Authoritarian countries like Iran and China are having problems for similar reasons, as Zeynep Tufekci wrote, because of “authoritarian blindness.” By privileging lies, authoritarian leaders are often blind to developing problems.
Right-wing media have long privileged lies about the American health care system, and now we have a president who believes those lies.
Look at Dr. Nancy Messonnier. Trump is reportedly furious at the CDC official for telling the truth about coronavirus eventually impacting the United States.
Or look at Rush Limbaugh. Not only did he downplay the virus and claim it was being weaponized by the media in an effort to bring down Trump, but he’s also now saying that Bernie Sanders and the Democratic Party pose “a much greater threat to this country than the coronavirus does.”

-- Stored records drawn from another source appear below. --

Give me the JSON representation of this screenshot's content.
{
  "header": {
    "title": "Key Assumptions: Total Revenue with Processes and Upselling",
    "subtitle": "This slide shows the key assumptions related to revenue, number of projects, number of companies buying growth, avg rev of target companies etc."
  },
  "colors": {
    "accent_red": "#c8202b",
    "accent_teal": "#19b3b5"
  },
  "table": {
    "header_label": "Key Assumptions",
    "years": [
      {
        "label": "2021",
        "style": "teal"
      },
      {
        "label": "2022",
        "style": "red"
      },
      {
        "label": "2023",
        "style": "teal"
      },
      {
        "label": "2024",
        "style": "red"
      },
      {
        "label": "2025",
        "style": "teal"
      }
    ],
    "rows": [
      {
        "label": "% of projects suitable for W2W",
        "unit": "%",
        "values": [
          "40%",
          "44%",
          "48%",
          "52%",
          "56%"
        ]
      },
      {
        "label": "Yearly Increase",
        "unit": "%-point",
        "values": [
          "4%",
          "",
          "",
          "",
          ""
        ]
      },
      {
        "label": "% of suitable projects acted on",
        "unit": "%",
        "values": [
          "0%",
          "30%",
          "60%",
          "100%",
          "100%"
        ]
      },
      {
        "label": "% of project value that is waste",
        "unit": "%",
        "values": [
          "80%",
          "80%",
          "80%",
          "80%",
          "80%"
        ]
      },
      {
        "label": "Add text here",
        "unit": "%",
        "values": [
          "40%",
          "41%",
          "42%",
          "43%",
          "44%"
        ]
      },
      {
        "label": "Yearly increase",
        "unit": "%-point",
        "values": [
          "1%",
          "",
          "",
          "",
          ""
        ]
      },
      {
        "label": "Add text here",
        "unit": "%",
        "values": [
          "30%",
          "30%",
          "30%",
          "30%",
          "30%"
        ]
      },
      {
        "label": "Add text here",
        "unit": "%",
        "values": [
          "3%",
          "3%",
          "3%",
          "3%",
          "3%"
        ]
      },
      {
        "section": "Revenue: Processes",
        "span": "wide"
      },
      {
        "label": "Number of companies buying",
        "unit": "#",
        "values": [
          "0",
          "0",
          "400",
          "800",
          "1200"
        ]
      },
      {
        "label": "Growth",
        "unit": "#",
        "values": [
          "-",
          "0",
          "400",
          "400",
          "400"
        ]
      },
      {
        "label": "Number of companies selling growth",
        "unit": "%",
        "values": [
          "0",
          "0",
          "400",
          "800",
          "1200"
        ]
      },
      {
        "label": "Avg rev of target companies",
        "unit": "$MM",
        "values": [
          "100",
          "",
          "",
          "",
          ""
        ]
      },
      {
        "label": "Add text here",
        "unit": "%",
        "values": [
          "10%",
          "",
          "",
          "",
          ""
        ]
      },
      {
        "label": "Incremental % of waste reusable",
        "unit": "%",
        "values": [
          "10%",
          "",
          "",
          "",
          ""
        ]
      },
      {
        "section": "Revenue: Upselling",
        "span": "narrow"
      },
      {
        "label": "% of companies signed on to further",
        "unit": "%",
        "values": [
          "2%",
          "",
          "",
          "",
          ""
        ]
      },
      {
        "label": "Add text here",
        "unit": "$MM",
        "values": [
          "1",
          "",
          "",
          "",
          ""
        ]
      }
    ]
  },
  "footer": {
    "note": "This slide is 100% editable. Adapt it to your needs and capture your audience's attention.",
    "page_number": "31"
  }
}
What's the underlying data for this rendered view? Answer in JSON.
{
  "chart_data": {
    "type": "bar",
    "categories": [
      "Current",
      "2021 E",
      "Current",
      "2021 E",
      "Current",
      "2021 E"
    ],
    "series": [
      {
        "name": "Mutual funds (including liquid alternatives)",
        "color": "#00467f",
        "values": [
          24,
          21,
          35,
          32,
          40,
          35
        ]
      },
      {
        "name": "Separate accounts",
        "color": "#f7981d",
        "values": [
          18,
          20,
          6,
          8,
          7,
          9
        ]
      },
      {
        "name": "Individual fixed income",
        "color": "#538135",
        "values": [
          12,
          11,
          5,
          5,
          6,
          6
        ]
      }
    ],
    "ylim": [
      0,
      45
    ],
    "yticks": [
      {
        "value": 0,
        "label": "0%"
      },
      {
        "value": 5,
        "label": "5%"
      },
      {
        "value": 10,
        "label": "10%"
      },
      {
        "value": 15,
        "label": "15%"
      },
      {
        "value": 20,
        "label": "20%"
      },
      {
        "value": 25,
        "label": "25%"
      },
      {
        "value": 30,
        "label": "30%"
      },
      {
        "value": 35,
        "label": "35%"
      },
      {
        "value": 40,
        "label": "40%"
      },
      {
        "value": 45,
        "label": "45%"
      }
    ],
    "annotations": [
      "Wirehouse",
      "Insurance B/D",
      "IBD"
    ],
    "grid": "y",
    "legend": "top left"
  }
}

Guaranteeing that everyone in the country has reliable access to health care is not some fringe or radical notion. Limbaugh and his ilk can scream about Venezuela all they want, but from Canada to the U.K. to elsewhere in the world, developed countries have found ways to ensure their residents have basic access to health care, which comes in handy when there is a potential pandemic.
Sanders (and Elizabeth Warren) have built their campaigns around the idea of ensuring that every American has high-quality health care. And instead of showing empathy or understanding why Medicare for All is so popular with the public, we have pundits scratching their heads and appearing wildly confused.
The Trump administration can’t even promise that a coronavirus vaccine would be affordable for everyone:
Maybe things would be different if network news had properly covered the health care crisis in America before coronavirus became a potential pandemic. (Instead, we’ve seen health care mainly be covered as a political football.)
But now it’s just another episode of the neverending right-wing morality play in which rich people deserve everything they have, including amazing health care, while the rest of us can get by with junk plans (if we’re lucky) that leave us medical bills that most can’t afford.